We conducted a representative population based cross-sectional survey, as part of a large community intervention study entitled UDAY, among 12245 participants aged ≥ 30 years residing in rural and urban areas of North (Sonipat, Haryana) and South (Visakhapatnam, Andhra Pradesh) India. Participants were selected using a multistage cluster random sampling technique. Trained health workers collected the data using an interviewer administered questionnaire, obtained three blood pressure readings, conducted body measurements and collected bio-samples. Hypertension and prehypertension were defined according to standard definitions. Their association with risk factors and socio- economic correlates were measured using multinomial logistic regression models.

Results:

The overall age-standardized prevalence of hypertension was 28.2% (95% CI: 27.4%-29.0%) and prehypertension was 29.9% (29.1%-30.8%).

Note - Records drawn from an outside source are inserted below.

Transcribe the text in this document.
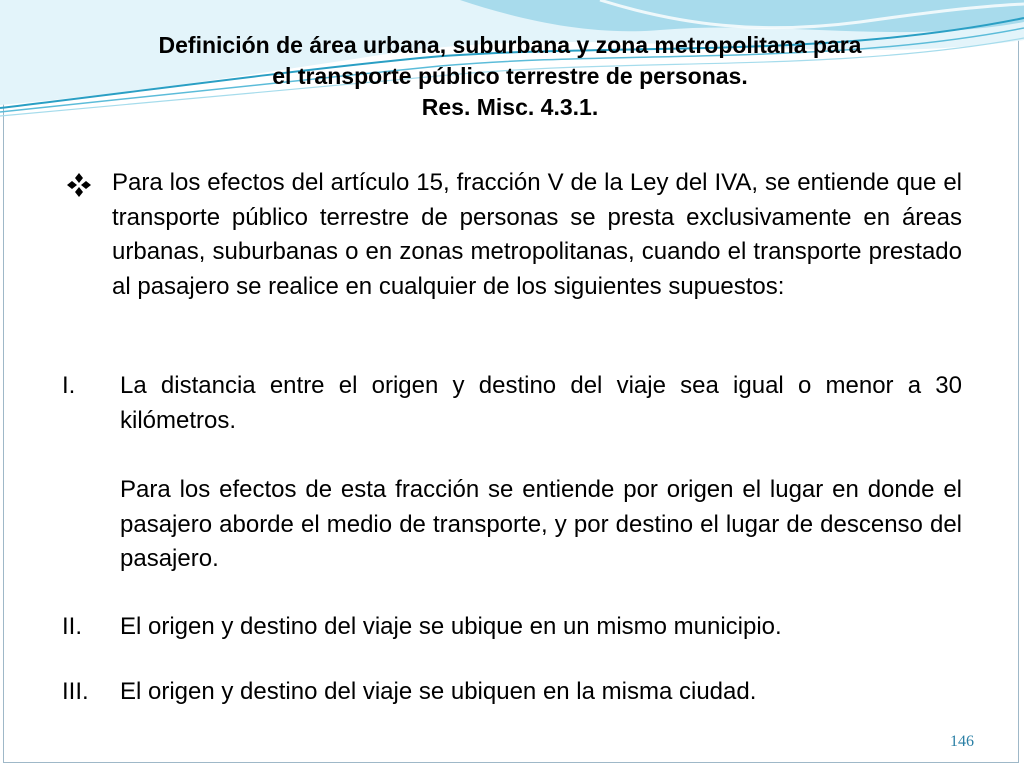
Definición de área urbana, suburbana y zona metropolitana para
el transporte público terrestre de personas.
Res. Misc. 4.3.1.
Para los efectos del artículo 15, fracción V de la Ley del IVA, se entiende que el transporte público terrestre de personas se presta exclusivamente en áreas urbanas, suburbanas o en zonas metropolitanas, cuando el transporte prestado al pasajero se realice en cualquier de los siguientes supuestos:
I. La distancia entre el origen y destino del viaje sea igual o menor a 30 kilómetros.
Para los efectos de esta fracción se entiende por origen el lugar en donde el pasajero aborde el medio de transporte, y por destino el lugar de descenso del pasajero.
II. El origen y destino del viaje se ubique en un mismo municipio.
III. El origen y destino del viaje se ubiquen en la misma ciudad.
146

Alcohol consumption [Adjusted Relative Risk Ratio (ARRR): 1.5 (95% CI: 1.3–1.8)] and [ARRR: 1.3 (1.1–1.5)], overweight [ARRR: 1.5 (1.3–1.8)] and [ARRR: 1.4 (1.2–1.6)], obesity [ARRR: 2.4 (1.9–2.9)] and [ARRR: 1.8 (1.5–2.2)], diabetes [ARRR: 2.4 (2.0–2.9)] and [ARRR: 1.6 (1.3–1.9)] and dyslipidemia [ARRR: 1.4 (1.2–1.5)] and [ARRR: 1.16 (1.03–1.29)] were more likely to be associated with both hypertension and prehypertension respectively. Participants reporting vigorous physical activity [ARRR: 0.8 (0.7–0.9)] and consuming ≥ 5 servings of fruits and vegetables [ARRR: 0.9 (0.8–0.9)] were at lower risk of having hypertension only. Among socio- economic correlates, participants who were male, had urban residence, were older and had education below graduate level, were at higher risk of having both hypertension and prehypertension.

Conclusions:

There is a high burden of both hypertension and prehypertension in India. Tailored strategies to control alcohol intake, overweight/obesity, blood glucose, and lipids as well as promotion of healthier lifestyles to increase consumption of fruits and vegetables and physical activity are required.